The category can be determined knowing two things: Is the good rival? Is it excludable?

If a good is rival, one person using it prevents someone else from using it. This is a bit of a weird concept, since air can only be breathed by one person at a time, but air is so abundant as to be nonrival. Air in a SCUBA tank, though, would be rival, since only one person can breathe from it at a time. If a good is excludable, you can prevent someone from using the good if you don’t want them to. My apartment is excludable because I have a lock on the door.

Private goods are rival and excludable. Just about anything you can think of going to a store and buying is a private good. My TI-36X Pro calculator is rival (if you’re using it, I can’t) and it’s excludable (if I don’t want you to use it, I’ll just put it in my pocket). Private goods have some interesting properties and merit further discussion.

Public goods are defined as goods that are nonrival and nonexcludable. The classic example of a public good is military defense. If the Army exists and prevents other countries from invading the United States, then there’s no way to keep me from benefiting from that defense that doesn’t also prevent someone else (e.g., my no-good brother) from benefiting (so defense is nonexcludable). Similarly, defending the United States is nonrival because the fact that I’m defended doesn’t have any effect on how defended someone else is. I don’t use up military defense, so it doesn’t (in the simplest case) cost anything to defend my neighbor if I’m already being defended.

Club goods are excludable but nonrival. My landlord’s wireless internet connection is a club good. It’s excludable, because there’s a password on it; it’s nonrival, though, because up to a certain point it doesn’t matter how many people are connected to the network. My enjoyment of the internet doesn’t depend on whether my wife is online or not. (It would take a whole bunch of people, enough to cause congestion, to make my internet too slow to use.)

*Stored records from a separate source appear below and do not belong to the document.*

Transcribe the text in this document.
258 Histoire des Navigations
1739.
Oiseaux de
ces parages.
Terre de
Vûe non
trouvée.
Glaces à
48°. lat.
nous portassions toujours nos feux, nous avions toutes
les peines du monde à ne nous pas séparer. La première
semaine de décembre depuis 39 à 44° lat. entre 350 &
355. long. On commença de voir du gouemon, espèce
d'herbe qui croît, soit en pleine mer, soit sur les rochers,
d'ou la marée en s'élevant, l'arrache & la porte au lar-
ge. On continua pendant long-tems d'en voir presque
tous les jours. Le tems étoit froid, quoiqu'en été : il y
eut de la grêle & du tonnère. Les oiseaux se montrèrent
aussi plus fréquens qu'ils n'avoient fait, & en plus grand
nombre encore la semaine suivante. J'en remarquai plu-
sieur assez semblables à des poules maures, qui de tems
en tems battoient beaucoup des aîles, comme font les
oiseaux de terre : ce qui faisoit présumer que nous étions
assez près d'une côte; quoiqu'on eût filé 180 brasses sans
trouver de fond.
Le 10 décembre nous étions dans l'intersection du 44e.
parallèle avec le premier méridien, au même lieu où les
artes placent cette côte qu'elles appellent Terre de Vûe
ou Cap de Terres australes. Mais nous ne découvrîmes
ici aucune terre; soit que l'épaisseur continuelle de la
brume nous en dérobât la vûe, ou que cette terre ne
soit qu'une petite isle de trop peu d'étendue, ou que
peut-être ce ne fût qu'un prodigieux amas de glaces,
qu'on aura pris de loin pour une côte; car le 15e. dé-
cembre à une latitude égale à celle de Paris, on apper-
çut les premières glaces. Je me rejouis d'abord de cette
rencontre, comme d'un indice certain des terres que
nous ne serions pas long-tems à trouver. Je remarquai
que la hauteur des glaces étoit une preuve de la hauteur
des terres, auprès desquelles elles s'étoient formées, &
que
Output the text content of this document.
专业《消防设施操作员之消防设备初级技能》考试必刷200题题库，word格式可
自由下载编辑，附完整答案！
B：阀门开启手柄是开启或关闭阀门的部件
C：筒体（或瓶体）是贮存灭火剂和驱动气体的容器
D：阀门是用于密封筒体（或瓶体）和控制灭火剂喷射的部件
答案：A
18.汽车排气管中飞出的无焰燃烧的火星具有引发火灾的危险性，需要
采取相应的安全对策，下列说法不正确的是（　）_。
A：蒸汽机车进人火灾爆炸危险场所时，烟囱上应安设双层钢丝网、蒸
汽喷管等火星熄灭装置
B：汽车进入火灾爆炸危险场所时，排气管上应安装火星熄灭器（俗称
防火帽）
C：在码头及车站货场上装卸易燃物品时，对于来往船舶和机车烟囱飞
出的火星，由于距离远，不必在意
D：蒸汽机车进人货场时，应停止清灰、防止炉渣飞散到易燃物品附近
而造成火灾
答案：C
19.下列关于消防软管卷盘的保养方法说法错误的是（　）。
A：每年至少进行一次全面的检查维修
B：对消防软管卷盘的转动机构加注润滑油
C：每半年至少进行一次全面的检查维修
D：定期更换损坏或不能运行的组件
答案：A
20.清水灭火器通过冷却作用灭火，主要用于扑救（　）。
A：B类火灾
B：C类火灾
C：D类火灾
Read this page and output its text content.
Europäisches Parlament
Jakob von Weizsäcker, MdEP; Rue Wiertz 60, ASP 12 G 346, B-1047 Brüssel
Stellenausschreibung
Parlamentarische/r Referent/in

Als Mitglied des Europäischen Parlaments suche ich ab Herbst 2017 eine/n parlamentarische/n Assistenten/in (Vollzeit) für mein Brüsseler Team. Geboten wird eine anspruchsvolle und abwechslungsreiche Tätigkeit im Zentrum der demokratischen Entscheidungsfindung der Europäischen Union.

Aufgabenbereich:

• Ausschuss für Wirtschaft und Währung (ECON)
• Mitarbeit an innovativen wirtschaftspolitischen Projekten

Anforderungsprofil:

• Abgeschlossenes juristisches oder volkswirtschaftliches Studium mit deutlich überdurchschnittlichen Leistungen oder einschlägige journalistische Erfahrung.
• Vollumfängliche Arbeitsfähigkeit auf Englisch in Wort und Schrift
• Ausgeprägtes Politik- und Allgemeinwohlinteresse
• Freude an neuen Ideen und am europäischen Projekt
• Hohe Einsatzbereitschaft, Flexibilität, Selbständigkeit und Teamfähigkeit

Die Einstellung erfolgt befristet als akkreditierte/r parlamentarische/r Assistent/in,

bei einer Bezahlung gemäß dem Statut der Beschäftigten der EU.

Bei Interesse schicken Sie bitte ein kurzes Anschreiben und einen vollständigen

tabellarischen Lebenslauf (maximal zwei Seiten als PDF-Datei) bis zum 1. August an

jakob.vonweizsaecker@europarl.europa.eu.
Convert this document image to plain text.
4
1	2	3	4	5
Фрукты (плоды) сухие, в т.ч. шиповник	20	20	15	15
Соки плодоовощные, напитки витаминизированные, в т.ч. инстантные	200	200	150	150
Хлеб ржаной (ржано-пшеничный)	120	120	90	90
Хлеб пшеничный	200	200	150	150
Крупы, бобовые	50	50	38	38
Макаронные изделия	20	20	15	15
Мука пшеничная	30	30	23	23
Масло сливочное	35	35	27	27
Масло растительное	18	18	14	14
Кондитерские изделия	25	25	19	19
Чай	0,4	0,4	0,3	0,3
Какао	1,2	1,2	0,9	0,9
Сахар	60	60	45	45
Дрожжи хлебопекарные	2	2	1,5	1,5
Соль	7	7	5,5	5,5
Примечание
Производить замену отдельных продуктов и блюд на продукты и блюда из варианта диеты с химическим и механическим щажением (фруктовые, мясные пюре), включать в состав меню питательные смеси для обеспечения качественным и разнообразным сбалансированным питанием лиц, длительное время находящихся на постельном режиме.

Common goods are pretty interesting, because there’s an intuitive concept called the tragedy of the commons. Common goods are rival, but nonexcludable. The classic example here is a meadow where you graze your sheep. Every one of us can use the meadow, since it’s public property, but if I graze my sheep here, they eat some of the grass and there’s less for your sheep. It’s in both of our interests  to conserve the meadow, but it’s also in both of our interests to cheat and consume as much as we want to. Common goods tend to get used up.

What goods seem to straddle the line between two of these categories, and how do you think that confusion can be resolved?